The ABSD deadline is set at five years, regardless of the development’s size; and some 40 per cent of the land price is a steep cost to swallow. This makes larger plots even more unpalatable: not only do developers have to cough up more capital, but they also have to be confident enough to complete and sell, say, a 1,000+ unit condo during Covid-19.
(Covid-19 already makes construction costs more volatile for developers)
However, if you look at the en-bloc sales from 2017, you will see many of them are already redeveloped and sold. This leaves many developers still seeking to replenish their land banks.

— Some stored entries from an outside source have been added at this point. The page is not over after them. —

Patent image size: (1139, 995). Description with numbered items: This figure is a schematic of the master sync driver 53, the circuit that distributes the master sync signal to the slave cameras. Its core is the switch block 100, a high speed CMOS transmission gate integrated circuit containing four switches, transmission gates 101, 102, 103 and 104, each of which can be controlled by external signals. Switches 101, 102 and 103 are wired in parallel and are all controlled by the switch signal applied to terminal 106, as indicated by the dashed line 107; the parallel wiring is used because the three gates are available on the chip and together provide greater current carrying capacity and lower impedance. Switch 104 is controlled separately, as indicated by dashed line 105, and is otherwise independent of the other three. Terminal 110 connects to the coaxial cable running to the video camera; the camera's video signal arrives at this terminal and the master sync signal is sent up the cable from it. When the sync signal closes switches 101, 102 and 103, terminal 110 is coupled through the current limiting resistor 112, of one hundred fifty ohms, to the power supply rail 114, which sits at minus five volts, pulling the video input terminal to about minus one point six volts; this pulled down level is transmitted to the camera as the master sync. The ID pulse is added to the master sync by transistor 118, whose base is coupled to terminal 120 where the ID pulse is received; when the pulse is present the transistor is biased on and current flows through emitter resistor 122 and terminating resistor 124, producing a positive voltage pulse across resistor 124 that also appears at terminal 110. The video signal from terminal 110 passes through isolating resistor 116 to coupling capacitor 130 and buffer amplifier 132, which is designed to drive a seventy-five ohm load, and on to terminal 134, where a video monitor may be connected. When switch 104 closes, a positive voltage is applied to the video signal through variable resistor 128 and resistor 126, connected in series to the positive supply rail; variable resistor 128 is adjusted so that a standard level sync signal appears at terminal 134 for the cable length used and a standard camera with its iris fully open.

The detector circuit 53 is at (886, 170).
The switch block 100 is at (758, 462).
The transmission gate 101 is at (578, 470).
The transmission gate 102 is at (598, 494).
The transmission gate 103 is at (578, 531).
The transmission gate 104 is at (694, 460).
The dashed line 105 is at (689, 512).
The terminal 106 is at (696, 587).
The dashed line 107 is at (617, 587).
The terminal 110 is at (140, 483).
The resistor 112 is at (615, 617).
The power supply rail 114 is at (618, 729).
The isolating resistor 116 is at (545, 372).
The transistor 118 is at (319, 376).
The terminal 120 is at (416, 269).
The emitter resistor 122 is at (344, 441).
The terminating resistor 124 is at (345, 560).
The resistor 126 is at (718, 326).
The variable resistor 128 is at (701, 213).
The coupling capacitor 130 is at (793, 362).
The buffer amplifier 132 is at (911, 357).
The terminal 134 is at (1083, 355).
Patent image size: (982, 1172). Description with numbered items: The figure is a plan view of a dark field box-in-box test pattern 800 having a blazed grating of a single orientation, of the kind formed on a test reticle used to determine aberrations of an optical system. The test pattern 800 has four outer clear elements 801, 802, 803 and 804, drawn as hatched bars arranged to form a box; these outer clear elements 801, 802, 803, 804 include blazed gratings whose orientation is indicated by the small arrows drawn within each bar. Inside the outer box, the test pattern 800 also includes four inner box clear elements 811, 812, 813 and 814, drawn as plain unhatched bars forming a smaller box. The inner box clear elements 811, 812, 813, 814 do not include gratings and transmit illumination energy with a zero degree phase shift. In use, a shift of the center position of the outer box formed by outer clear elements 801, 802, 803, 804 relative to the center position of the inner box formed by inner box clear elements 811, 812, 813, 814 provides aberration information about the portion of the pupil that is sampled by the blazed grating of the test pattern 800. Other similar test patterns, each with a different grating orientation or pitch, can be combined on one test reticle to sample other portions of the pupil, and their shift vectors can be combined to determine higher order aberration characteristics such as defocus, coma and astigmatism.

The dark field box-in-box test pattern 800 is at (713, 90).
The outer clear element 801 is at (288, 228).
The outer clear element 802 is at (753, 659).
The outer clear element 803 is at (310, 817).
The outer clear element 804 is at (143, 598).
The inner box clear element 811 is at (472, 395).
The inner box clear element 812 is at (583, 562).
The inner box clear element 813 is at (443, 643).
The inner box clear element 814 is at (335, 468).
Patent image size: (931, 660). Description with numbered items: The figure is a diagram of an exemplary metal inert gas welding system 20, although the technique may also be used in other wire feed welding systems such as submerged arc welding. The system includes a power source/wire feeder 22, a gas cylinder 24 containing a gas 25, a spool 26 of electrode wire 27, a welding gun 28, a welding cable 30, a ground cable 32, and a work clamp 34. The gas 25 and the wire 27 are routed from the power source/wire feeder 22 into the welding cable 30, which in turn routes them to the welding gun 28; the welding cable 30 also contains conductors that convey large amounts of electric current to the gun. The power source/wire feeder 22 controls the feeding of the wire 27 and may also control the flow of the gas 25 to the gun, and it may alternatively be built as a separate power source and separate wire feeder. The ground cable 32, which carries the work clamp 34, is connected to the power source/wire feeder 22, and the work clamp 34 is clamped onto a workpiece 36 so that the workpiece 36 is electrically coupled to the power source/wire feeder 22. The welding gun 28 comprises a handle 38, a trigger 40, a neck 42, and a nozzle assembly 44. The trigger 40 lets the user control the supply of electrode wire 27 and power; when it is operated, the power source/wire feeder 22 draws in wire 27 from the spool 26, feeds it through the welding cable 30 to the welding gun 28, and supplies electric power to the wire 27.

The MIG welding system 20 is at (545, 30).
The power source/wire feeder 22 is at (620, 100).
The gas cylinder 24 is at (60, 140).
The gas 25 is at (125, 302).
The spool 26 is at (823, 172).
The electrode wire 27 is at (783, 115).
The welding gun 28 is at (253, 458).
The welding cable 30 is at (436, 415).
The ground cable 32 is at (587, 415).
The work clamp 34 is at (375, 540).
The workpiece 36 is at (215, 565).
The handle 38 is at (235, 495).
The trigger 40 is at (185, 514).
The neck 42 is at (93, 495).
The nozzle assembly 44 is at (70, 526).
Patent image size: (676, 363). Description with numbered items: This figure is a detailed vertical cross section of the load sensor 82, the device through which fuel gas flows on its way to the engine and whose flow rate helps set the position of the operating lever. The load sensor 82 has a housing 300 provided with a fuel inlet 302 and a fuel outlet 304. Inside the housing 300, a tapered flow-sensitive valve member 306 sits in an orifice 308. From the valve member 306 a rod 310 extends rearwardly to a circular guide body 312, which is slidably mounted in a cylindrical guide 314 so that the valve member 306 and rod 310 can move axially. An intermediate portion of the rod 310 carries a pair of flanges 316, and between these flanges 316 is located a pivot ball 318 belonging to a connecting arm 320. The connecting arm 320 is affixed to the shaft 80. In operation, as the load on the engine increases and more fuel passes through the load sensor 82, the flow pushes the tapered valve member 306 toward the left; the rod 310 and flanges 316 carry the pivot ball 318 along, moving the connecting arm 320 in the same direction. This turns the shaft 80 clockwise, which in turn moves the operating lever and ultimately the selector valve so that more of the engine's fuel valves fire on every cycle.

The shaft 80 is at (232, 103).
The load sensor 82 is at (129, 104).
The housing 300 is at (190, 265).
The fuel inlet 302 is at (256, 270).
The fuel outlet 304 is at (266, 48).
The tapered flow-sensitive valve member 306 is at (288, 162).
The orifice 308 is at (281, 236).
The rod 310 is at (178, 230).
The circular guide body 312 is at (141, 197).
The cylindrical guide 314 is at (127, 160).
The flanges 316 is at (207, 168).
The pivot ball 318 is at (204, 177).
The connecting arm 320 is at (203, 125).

For these reasons, smaller developments have a better shot of getting an en-bloc deal going forward, while their larger counterparts will probably be shelved for later.
5. Developers with current dual-key offerings
We expect an uptick in interest for dual-key condo units. These are units that are separated into two sub-units, each with its own kitchen, bathrooms, etc.
A dual-key unit makes it possible to live with an extended family, such as your parents, and maintain privacy; or to live in one sub-unit while collecting rental from the other.
The advantage here is that, even though you sort of own two units, it’s still technically a single home. You don’t have to pay the 17 per cent ABSD on a separate unit.
Losers of the new cooling measures
- Buyers who want to keep their flats
- Foreign buyers
- Property developers
1. Buyers who want to keep their flats
If you’ve waited out your five-year Minimum Occupancy Period (MOP), you can keep your flat while investing in a private property. However, you’re subject to the ABSD.
This may have been more tolerable prior to new cooling measures when ABSD rates for Singaporeans’ second properties were just 12 per cent. A five per cent increase is a significant hike (e.g., the typical new launch mass-market condo is around $1.6 million, making a difference of around $80,000).
Those who were on the verge of doing this will probably have to pull back and reconsider. Rather painful, if they’ve been saving up and waiting at least five years to meet their goals.
On top of this, owners of HDB flats cannot decouple, except under special conditions (e.g., divorce). This has long been a disadvantage of HDB versus private properties and intensifying the ABSD really drives it home.
2. Foreign buyers
This doesn’t take much explanation – they have to fork out 30 per cent more for any residential property they buy.
3. Property developers
Property developers already work on thin margins. A higher ABSD, at a time when land is already scarce, threatens to make many projects an unsustainable venture. It could also mean fewer discounts from developers going forward, or higher prices if developers pass down the costs. Realistically, it may also result in cost-cutting measures in the upcoming launches – less immersive show flats, a possible downgrade in materials used, and cheaper brands in terms of white goods.
This higher ABSD cooling measure also has the side effect of disadvantaging owners of large, older properties, such as former HUDC estates – developers that are too hard-pressed aren’t in a position to buy these large plots, leaving their current owners void of en-bloc prospects.
We do wonder if anyone would be keen to take on Golden Mile’s redevelopment now, given its significant site area.
A potential hidden winner in all this is commercial real estate
With sky-high ABSD and tighter loan curbs in residential, some investors may start looking at commercial properties instead. These have no ABSD, and property loans are at record lows.
However, the viability of commercial real estate is threatened by Covid-19. It’s uncertain, for instance, how well offices can fare with Work From Home becoming a new norm; and whether retail or F&B tenants won’t quit and leave vacancies.
Nonetheless, we do expect some residential investors to cast their net wider, and at least consider commercial real estate at this point.